Cette troisième partie m'évoque un peu le roman de Lola Laffont, "Nous sommes les oiseaux de la tempête qui s'annonce". Lola Laffont est bien sûr beaucoup plus sombre et "sérieuse" que Bégaudeau qui semble toujours sur le ton de l'ironie, même lorsqu'il décrit cette société idéale, mais je retrouve ce même rejet d'une société qui ne fonctionne plus, cette même aspiration à "autre chose", à un fonctionnement qui aurait vraiment du sens pour chacun, où les "choses" elles-même seraient au centre, et pas seulement l'image, la communication autour de ces choses.

Peut-être parce que je suis moi-même dans une attente d'un changement de société dans le sens décrit par le livre (revenu universel, pour commencer; vraie démocratie, l'un n'allant pas sans l'autre probablement) j'ai l'impression que petit à petit l'idée "fait son chemin". Dans la littérature aussi.
Alors j'adorerais vraiment, que Bégaudeau soit invité à une heure de grande écoute dans une émission pour parler, en détail, de son livre, mais aussi de sa vision du monde, de sa fameuse troisième partie. J'aimerais qu'un journaliste intelligent, bienveillant, l'ayant lu, le laisse parler, et lui pose les bonnes questions. (est-ce trop demander ??)

On croise même la figure de Franck Lepage dans cette troisième partie, l'auteur des conférences gesticulées "Inculture", passionnantes et à voir d'urgence si vous ne les connaissez pas encore...

Quelques phrases de la troisième partie :

"Autour de 2010, ce qu'on appelait gouvernement, secondé avec zèle par les autorités locales, avait accéléré le projet trentenaire d'un aéroport sur ce site.
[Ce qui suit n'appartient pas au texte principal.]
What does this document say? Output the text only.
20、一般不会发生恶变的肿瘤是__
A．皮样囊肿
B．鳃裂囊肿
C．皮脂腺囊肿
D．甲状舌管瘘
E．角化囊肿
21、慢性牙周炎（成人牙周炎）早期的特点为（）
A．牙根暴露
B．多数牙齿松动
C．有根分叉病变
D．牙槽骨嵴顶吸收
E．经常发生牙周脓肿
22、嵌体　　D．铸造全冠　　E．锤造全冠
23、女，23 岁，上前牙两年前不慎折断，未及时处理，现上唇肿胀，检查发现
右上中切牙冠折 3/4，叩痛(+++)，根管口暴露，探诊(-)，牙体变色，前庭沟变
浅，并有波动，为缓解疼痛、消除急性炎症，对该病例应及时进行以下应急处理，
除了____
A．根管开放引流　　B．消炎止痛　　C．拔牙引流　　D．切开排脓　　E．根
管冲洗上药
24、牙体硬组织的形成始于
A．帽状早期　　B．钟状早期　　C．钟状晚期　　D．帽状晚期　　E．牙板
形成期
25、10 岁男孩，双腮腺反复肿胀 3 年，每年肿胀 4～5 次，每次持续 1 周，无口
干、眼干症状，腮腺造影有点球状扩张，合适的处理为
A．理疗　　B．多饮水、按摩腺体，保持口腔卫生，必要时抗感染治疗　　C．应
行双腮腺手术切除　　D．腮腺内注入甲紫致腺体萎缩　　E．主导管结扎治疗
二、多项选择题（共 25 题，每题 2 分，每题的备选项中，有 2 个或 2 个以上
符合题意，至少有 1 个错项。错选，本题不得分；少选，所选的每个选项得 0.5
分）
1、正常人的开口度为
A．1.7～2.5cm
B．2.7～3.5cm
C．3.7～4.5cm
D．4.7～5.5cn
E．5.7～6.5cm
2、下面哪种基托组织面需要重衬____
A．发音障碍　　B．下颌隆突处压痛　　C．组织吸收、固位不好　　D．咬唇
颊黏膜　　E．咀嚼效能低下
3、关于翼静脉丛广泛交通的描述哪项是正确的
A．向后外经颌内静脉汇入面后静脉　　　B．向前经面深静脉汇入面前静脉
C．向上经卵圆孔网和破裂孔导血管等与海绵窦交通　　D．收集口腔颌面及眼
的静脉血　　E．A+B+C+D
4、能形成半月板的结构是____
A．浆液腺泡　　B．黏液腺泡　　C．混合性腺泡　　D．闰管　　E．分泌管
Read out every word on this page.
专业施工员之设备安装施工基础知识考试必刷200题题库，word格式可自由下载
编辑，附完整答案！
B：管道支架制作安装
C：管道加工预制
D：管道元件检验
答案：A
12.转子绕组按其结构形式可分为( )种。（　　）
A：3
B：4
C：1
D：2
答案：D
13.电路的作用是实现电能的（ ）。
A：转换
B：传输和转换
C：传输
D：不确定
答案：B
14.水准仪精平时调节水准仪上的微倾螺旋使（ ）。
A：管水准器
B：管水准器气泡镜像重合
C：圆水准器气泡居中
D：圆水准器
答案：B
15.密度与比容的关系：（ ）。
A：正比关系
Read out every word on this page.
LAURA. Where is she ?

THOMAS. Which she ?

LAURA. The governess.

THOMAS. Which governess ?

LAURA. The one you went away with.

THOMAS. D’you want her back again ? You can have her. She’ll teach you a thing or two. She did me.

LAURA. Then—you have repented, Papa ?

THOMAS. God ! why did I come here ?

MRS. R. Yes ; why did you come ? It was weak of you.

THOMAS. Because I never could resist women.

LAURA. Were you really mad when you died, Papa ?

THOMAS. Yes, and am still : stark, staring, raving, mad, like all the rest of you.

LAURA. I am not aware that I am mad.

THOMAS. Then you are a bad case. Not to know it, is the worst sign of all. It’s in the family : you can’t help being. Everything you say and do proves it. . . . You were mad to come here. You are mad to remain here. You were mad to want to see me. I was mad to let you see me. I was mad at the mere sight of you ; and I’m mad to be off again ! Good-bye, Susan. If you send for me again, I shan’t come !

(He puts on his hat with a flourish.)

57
C'était le temps où la participation non négligeable aux suffrages censitaires conférait aux élus une certaine légitimité, renforcée par le monopole de la violence légale qu'il était difficile et incertain de lui contester."

"Nous avons imaginé une convivialité qui soit, plutôt qu'un baume sur la vivifiante rudesse de l'existence, la garantie que celle-ci ne soit pas régurgitée en ressentiment.
  Son verbe net le rendait aussi attirant et effrayant que quiconque donne l'impression de savoir pourquoi il vit".

"Écoutons ce que nos corps réclament.
Comme trente siècle de négativité ne s'oublient pas en deux heures, il leur est d'abord apparu ce qu'ils ne voulaient pas. Ils ne voulaient pas de cours de piano. Ils ne voulaient pas de tu vois ça là-bas c'est la Grande Ourse. Ils ne voulaient pas de jeux éducatifs. Ils ne voulaient pas monnayer en savoir ce qu'ils savaient.
Ils voulaient une ferme.
Une ferme dont ils s'occuperaient comme des grands, et dès lors grands n'aurait aucun sens".